In 2020, however, the trajectory turned negative again, partly owing to the sharp contraction in investment amid falling demand and pandemic-linked supply-chain disruptions.

In addition, some households with connections were no longer able to afford electricity, with the IEA estimating that up to 30-million Africans may no longer be in a position to buy power by year-end.

IEA chief energy modeller Laura Cozzi also warned that the average 25% rise in African financing costs since the onset of the pandemic could undermine the benefits associated with falling renewable-energy technology costs, as well as the resource advantages that many African countries had over other territories, particularly in the area of solar.

“The rising cost of financing has significant implications for investment in energy in Africa – it makes the cost of energy projects go up,” she cautioned.

“If we take solar, which is the area of the largest potential, this means that, over the past six months alone, the cost of electricity generated by solar has gone up by 25% because of the cost of financing. This is completely in conflict to what we are seeing in other parts of the world, where solar is becoming the cheapest source of electricity, because technology costs are falling and financing costs are going down,” Cozzi added.

The international community, including banks and donors, needed to take a careful look at the problem, “because it is just not possible that we are wiping out the technology cost advantages and the resources advantages just because of the higher cost of finance”.

The AUC’s Abou-Zeid said efforts had been intensified since the onset of the pandemic to secure debt relief for African countries, as well as to change the “inaccurate” perception that investing in infrastructure and energy on the continent represented a high-risk activity.

In addition, initiatives were under way to unlock new sources of finance, including domestic finance, by improving project preparation.
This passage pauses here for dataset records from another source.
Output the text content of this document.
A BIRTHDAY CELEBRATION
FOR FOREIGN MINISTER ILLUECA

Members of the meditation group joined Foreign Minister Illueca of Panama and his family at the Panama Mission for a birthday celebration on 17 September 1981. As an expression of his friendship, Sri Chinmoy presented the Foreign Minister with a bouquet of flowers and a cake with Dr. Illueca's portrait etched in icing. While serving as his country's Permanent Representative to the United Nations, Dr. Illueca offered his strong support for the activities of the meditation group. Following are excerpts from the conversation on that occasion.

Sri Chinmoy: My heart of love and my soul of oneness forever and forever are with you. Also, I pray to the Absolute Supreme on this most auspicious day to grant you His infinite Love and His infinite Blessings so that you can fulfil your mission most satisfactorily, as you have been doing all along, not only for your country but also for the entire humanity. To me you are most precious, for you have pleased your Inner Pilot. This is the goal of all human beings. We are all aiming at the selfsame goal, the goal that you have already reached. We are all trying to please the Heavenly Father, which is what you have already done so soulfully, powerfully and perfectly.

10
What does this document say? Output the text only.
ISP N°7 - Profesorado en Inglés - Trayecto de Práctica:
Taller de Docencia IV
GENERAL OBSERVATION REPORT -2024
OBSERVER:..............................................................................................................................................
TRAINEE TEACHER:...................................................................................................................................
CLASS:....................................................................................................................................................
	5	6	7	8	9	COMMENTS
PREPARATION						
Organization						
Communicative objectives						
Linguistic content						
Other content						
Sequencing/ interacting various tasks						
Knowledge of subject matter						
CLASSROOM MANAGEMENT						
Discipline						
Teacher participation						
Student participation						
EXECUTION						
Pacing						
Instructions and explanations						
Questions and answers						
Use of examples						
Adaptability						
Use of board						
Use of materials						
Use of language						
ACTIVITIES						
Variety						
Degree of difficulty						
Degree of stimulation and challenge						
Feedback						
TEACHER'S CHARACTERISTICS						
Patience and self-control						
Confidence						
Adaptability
Abou-Zeid also highlighted recent innovations in small-scale solar solutions that were making it possible for individuals and households to invest in self-generation.

‘KING SOLAR’ COMING HOME?

Birol argued that solar represented a major opportunity for Africa, home to 40% of the world’s solar resource, but only 2% of global solar investment.

“Solar is the new king of electricity and Africa represents the king coming home,” he quipped.

Most of the participants, which included high level government representation from 20 African countries, including 16 Ministers, representing 75% of the continent’s energy consumption, agreed that higher levels of energy investment, particularly investments in renewable energy, would be needed if the continent was to recover rapidly from the effects of the pandemic.

Egypt’s Electricity and Renewable Energy Minister Dr Mohamed Shaker El-Markabi reported that coal had been removed entirely from the country’s energy investment plans and replaced by renewables, which would comprise 42% of its energy mix by 2035.

Egypt was also moving to pilot green hydrogen production and would revise its 2035 energy plan to include green hydrogen.

South Africa’s Mantashe, by contrast, continued to make the case for a “systematic” transition away from carbon-intensive generation technologies and defended the country’s plan to add new coal to its mix on the basis of creating space for clean-coal innovation.

High-level participants from Europe, Asia and the US all expressed their willingness to support Africa’s energy recovery, but all also linked that support directly to clean-energy and climate-resilient solutions.

UK Business and Energy Minister Kwasi Kwarteng, a central figure in preparations for the upcoming United Nations Climate Change Conference in Glasgow, Scotland, noted that the UK and the AU had recently jointly endorsed a “green recovery action plan for Africa”.

“To support this work, we in the UK, have proposed an AU-led taskforce on climate change to bring together political, financial and technical actors in order that we can build and increase momentum for climate finance solutions,” Kwarteng said.

He added that the UK was a willing and eager partner in unlocking the potential of clean energy to drive economic growth on the continent.